The incident places renewed scrutiny on GitHub access controls, automation tokens and continuous integration systems, which have become high-value targets for cybercriminals seeking routes into widely used software projects. Grafana is best known for its dashboards and analytics tools that help engineering teams visualise metrics, logs, traces and system performance. Its technology is used by developers, cloud teams, site reliability engineers and security operations teams to monitor infrastructure across hybrid and cloud environments.
The breach became public after a cybercrime group listed Grafana Labs on a leak site. Security researchers tracking the claim identified the group as CoinbaseCartel, a relatively new extortion collective that has been linked by threat-intelligence analysts to the wider ecosystem around ShinyHunters, Scattered Spider and Lapsus$. Those groups have been associated with data theft, social engineering, identity compromise and pressure campaigns against major companies.
Grafana Labs said its investigation found that the attackers used a stolen credential to enter its GitHub environment, where they were able to download code. The company moved to rotate credentials, conduct forensic analysis and introduce additional protections after detecting the activity. It also said it believed it had identified the source of the credential leak.
The company’s response has centred on containment and reassurance rather than secrecy. It has said there was no indication that code was modified, release artefacts were tampered with, or live customer systems were accessed. That distinction is important because source-code theft, while serious, does not automatically mean that users have been compromised. The greater risk lies in attackers studying stolen code for vulnerabilities, secrets, architectural weaknesses or future intrusion opportunities.
Grafana Labs operates at a sensitive point in the software supply chain. Its products are not merely workplace applications; they are part of the monitoring layer used to understand whether critical systems are functioning properly. Grafana dashboards often sit close to infrastructure, cloud services, Kubernetes clusters, databases and incident-response workflows. A compromise affecting release pipelines or production environments would therefore carry broader consequences than a conventional corporate data breach.

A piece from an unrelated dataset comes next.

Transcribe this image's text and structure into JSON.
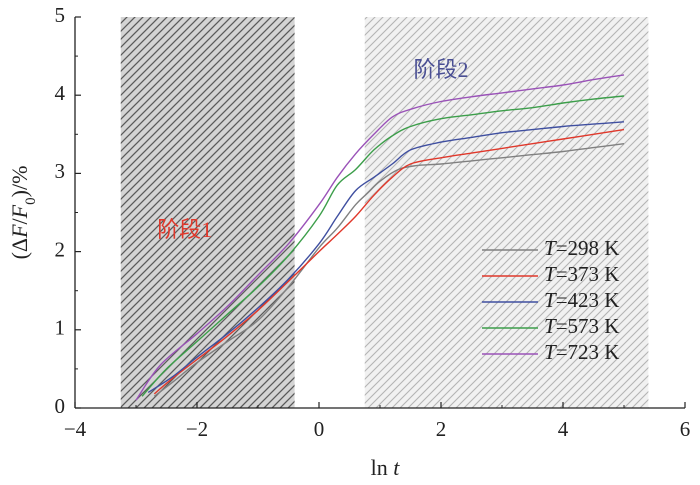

The company’s public position that customer data was not accessed will ease immediate concerns, but security teams using Grafana are still likely to review access logs, plugin exposure, deployment practices and update channels. The incident also reinforces pressure on developers to tighten the use of long-lived tokens, enforce least-privilege access, monitor repository activity and isolate automation workflows from sensitive secrets.
The attack follows a wider pattern in which cybercriminals pursue developer environments as a more efficient route into high-value organisations. GitHub repositories, build systems, package registries and cloud automation tools can provide attackers with intelligence about internal systems, dependencies and deployment processes. Even where no production systems are breached, stolen code can support vulnerability research, phishing campaigns and targeted extortion.
Grafana Labs has built its business around open standards and open source software, a model that gives its community broad visibility into major parts of its technology. The theft of private code, however, raises different questions from normal open source transparency. Private repositories may include enterprise features, internal tooling, test harnesses, configuration references and integration logic that could be useful to attackers.